Quarterback Carson Palmer: "It's not all on Rudi. Rudi is still Rudi Johnson. It's not a hamstring issue. It's not he's getting old. He's still one of the better backs in this league and can still run the ball and get 1,500 yards a year if we need him to. It's easy to point it all on Rudi and say well, look at the numbers with Kenny. But we're still going to give Rudi the ball and Rudi's still going to make things happen because he's capable of doing it."

Of course, Palmer also said that giving Watson more carries is a valid point, but he admitted his ideal world is giving each 20 carries while he throws it 35 times.

Not going to happen. But Johnson thinks he's close to making something happen.

"I'm not 100 percent, but I felt better Sunday than I did against Buffalo," he said. "I'm close. I'm just waiting, waiting, waiting for that game I used to have. I'm really excited about being at home again. I haven't been there."

The trend isn't homey. Since the start of the 2006 season, Johnson has carried 434 times for a 3.6-yard average. In the previous 930 carries, he was 4.3. The Bengals have also gone their last 27 games without a run longer than 22 yards and the last 46 without a run longer than 33.

"Of course, of course," said Johnson, when asked if the injury has affected his numbers. "It's tough because everything you do is based on the leg, on that muscle. Certain cuts, certain turns, acceleration, deceleration. You also have to carry people on your back with one leg and if your leg isn't strong enough ... you can't simulate that in rehab or in practice. (Only) until you get in a game."

"If you don't have your burst, without that you don't want to be out there. That was the case in Kansas City," said Johnson of the Oct. 14 game he had to bow out with just eight yards on four carries and didn't return for three more weeks.



But Bratkowski was encouraged by what he saw last week in practice.

"A little more burst than he's had; a little more confidence in it," Bratkowski said. "Those hamstrings, you really have to let them go. It's hard to open it up because you're always afraid when you reach that full stride you'll re-injure it. I think he's shown that he's closer to 100 percent."

Jones turns the focus back on an offensive line that he says is angry and can't figure out why the Bengals can't run the ball. Yes, they miss Pro Bowl right tackle Willie Anderson, but they've also had the same line for three straight games.

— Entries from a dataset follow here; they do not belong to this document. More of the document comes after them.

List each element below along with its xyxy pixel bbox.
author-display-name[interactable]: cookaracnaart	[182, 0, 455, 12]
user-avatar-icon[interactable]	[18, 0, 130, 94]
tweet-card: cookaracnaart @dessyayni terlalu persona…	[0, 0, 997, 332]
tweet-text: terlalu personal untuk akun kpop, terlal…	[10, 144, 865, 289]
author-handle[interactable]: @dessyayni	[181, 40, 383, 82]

The Bengals haven't had much success against the smaller, quicker defensive lines like those in Seattle, Buffalo and Kansas City. Jones says the Cardinals, ranked 13th against the rush giving just 3.8 per run, fit that style.

"As an offensive line, we've got to get back to those days where we dominated and moved people," Jones said. "(The Cards) do a good job flying around and getting upfield. These guys try to get you on the edge. With Pittsburgh, there is a lot of physical, mano a mano stuff. These guys fly around on you."

Told that the quicker lines seem to have their number, Jones said, "I think we've had our own number. We're not taking care of the technical and physical things. If you can't get the running game going, you can't start anything else."

Which is Bratkowski's point when it comes to last Sunday's red zone problems, when the Bengals fell out of the NFL's top five in touchdown percentage all the way to 21st by going 0-for-7 with seven Shayne Graham field goals.

"We like to have better balance down there," he said.

But because of the relative success until the Ravens game, Bratkowski says, "I'm not overly concerned about it," and noted that last year in the playoffs in Baltimore the Colts only got five field goals in their 15-6 victory.

"We were playing a very good defense," he said.

But Johnson has always excelled in the red zone in turning those 18-, 16-, 14-yard runs into touchdowns. He has yet to score a rushing touchdown this season after scoring 40 of his 45 career touchdowns in the red zone.

"That's where the money is," Johnson said.